1. Gardner RA. Recent trends in divorce and custody litigation. Academy Forum. 1985;29:3-7.

2. Psalm 22:15. The New American Bible. 1987. Iowa Falls, IA: Catholic World Press.

3. American Academy of Child and Adolescent Psychiatry. Practice parameters for child custody evaluations. J Am Acad Child Adoles Psychiatry. 1997;36(10 Suppl):57S–68S.

4. Cohen GJ, Weitzman CC, AAP Committee on Psychosocial Aspects of Child and Family Health, AAP Section on Developmental and Behavioral Pediatrics. Helping children and families deal with divorce and separation. Pediatrics. 2016;138:1–8.

5. Baker AJL. Adult Children of Parental Alienation Syndrome: Breaking the Ties That Bind. New York, NY: WW Norton; 2007.

6. Bernet W. Introduction to parental alienation. In: Lorandos D, Bernet W, eds. Parental Alienation- Science and Law.

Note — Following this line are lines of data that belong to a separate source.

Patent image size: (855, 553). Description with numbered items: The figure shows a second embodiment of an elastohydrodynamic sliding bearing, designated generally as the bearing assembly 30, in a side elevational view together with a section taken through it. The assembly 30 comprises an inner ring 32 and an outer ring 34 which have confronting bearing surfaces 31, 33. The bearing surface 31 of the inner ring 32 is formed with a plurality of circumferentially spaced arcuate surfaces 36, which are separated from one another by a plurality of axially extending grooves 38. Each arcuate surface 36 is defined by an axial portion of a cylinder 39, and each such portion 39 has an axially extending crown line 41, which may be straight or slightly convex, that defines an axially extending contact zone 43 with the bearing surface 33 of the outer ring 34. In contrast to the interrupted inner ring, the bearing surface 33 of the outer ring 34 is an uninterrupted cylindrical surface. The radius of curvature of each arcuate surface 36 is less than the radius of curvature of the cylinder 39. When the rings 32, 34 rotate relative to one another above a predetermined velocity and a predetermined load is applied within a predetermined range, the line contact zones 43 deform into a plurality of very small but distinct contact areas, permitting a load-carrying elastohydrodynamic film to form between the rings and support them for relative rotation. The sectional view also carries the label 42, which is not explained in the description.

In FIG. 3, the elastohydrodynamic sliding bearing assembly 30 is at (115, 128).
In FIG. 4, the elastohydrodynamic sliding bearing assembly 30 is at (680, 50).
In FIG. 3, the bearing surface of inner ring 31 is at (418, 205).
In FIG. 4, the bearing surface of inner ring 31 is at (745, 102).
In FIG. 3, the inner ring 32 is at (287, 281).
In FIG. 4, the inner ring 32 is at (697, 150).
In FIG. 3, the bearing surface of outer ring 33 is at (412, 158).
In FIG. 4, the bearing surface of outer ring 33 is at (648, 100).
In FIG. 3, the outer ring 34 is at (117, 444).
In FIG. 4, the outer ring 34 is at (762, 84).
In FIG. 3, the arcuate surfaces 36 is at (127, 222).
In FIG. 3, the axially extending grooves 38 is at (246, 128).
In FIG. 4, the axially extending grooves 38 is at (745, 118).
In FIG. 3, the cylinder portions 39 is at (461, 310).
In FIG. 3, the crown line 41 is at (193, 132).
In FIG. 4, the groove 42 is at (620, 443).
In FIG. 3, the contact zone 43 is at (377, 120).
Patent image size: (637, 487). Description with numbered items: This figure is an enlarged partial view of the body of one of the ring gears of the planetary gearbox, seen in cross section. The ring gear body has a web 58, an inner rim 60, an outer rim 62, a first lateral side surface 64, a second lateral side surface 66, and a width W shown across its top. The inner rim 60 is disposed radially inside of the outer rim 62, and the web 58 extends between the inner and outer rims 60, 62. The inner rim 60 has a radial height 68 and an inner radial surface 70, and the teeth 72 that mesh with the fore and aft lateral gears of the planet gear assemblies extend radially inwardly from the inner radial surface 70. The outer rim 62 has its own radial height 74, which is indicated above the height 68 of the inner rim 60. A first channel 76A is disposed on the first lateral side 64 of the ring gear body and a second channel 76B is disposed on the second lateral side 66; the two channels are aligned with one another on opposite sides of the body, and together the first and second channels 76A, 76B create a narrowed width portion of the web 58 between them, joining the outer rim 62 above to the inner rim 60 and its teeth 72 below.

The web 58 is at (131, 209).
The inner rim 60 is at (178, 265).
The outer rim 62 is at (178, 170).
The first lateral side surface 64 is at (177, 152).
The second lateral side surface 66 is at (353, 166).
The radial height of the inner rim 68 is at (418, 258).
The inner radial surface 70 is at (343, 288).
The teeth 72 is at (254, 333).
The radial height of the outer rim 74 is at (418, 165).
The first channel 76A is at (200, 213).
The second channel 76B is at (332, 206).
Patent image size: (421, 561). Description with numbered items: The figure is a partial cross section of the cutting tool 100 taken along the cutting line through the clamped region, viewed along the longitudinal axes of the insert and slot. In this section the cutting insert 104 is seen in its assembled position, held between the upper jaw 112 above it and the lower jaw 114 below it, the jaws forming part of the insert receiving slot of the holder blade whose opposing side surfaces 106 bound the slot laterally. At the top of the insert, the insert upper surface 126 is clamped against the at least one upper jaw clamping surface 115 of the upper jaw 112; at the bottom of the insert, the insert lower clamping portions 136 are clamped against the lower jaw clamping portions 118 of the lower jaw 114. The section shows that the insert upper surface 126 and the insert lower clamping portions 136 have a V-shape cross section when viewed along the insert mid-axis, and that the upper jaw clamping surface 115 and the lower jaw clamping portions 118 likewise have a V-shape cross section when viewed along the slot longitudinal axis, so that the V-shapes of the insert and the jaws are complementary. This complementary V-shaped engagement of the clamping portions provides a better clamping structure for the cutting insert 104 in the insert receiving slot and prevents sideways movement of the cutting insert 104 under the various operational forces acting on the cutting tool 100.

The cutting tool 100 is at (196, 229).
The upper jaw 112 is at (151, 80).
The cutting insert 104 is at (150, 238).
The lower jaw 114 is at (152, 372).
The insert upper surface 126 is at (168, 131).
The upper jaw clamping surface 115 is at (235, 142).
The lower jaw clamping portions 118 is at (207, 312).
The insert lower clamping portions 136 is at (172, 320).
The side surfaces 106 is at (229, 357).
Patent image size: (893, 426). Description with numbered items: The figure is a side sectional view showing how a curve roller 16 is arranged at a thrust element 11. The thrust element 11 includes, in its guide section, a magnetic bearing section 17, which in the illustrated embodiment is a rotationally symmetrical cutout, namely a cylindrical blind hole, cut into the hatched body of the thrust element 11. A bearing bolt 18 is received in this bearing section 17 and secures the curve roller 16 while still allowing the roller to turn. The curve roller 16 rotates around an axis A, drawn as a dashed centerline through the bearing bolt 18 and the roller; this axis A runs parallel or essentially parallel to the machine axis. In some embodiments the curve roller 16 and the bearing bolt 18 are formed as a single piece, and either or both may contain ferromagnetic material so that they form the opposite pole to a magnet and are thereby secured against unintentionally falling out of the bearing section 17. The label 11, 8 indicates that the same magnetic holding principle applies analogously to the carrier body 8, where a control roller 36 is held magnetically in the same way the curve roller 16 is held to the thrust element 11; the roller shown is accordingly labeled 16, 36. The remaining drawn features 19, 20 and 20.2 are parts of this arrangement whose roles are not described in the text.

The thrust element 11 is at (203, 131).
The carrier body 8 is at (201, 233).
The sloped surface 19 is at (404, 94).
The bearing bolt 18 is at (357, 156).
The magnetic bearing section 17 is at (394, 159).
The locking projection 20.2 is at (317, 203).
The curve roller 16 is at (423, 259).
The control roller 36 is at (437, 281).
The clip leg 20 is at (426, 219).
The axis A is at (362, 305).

Springfield, Illinois: Charles C Thomas; 2020.

7. Gardner RA. The Parental Alienation Syndrome: A Guide for Mental Health and Legal Professionals. Cresskill, NJ: Creative Therapeutics; 1992.

8. Andre KC, Baker AJL. I Don’t Want to Choose: How Middle School Kids Can Avoid Choosing One Parent over the Other. New York: The Vincent J. Fontana Center for Child Protection; 2009.

9. Richard D. Non-adversarial resolution: All cases between parents of minor children. In: Lorandos D, Bernet W, eds. Parental Alienation- Science and Law. Springfield, IL: Charles C Thomas; 2020.